Dystonia. Medical therapy for posttraumatic dystonia is often ineffective: anticholinergic drugs produce only a minimal response. Botulinum toxin is the treatment of choice for posttraumatic torticollis and other focal dystonias. Functional stereotactic surgery targeting the thalamus, the subthalamic nucleus, or the internal globus pallidus is an alternative option for patients with disabling hemidystonia. Benefit is usually seen in the early postoperative period; however, the long-term outcome is still unknown.
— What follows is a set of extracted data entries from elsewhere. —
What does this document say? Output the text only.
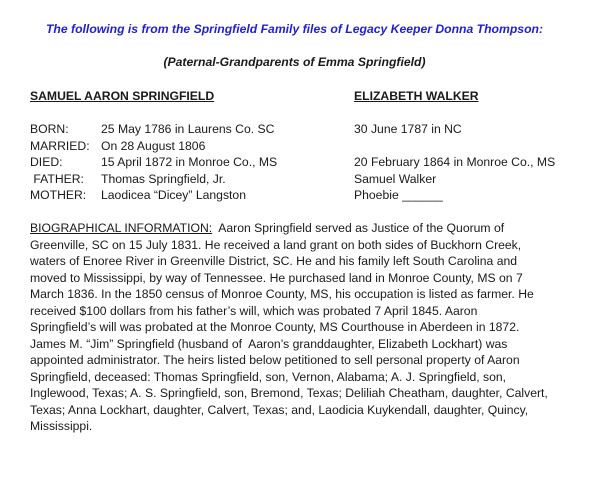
The following is from the Springfield Family files of Legacy Keeper Donna Thompson:
(Paternal-Grandparents of Emma Springfield)
SAMUEL AARON SPRINGFIELD	ELIZABETH WALKER
BORN:	25 May 1786 in Laurens Co. SC	30 June 1787 in NC
MARRIED: On 28 August 1806
DIED:	15 April 1872 in Monroe Co., MS	20 February 1864 in Monroe Co., MS
FATHER: Thomas Springfield, Jr.	Samuel Walker
MOTHER: Laodicea “Dicey” Langston	Phoebie ______
BIOGRAPHICAL INFORMATION:  Aaron Springfield served as Justice of the Quorum of
Greenville, SC on 15 July 1831. He received a land grant on both sides of Buckhorn Creek,
waters of Enoree River in Greenville District, SC. He and his family left South Carolina and
moved to Mississippi, by way of Tennessee. He purchased land in Monroe County, MS on 7
March 1836. In the 1850 census of Monroe County, MS, his occupation is listed as farmer. He
received $100 dollars from his father’s will, which was probated 7 April 1845. Aaron
Springfield’s will was probated at the Monroe County, MS Courthouse in Aberdeen in 1872.
James M. “Jim” Springfield (husband of  Aaron’s granddaughter, Elizabeth Lockhart) was
appointed administrator. The heirs listed below petitioned to sell personal property of Aaron
Springfield, deceased: Thomas Springfield, son, Vernon, Alabama; A. J. Springfield, son,
Inglewood, Texas; A. S. Springfield, son, Bremond, Texas; Deliliah Cheatham, daughter, Calvert,
Texas; Anna Lockhart, daughter, Calvert, Texas; and, Laodicia Kuykendall, daughter, Quincy,
Mississippi.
Outcome data for deep brain stimulation in posttraumatic hemidystonia or peripherally induced dystonia remain limited (11). Globus pallidus stimulation may have long-term efficacy in patients with posttraumatic hemidystonia and dystonic tremor (53; 14). In patients with generalized dystonia and posttraumatic hemiballism, chronic intrathecal administration of baclofen via an implanted pump may provide symptomatic relief (78; 25). Other surgical interventions (eg, local peripheral and central denervation) may be considered in refractory cases. In patients with significant psychiatric comorbidities and pending litigation, multidisciplinary treatment including physiotherapy and psychotherapy should be considered (100).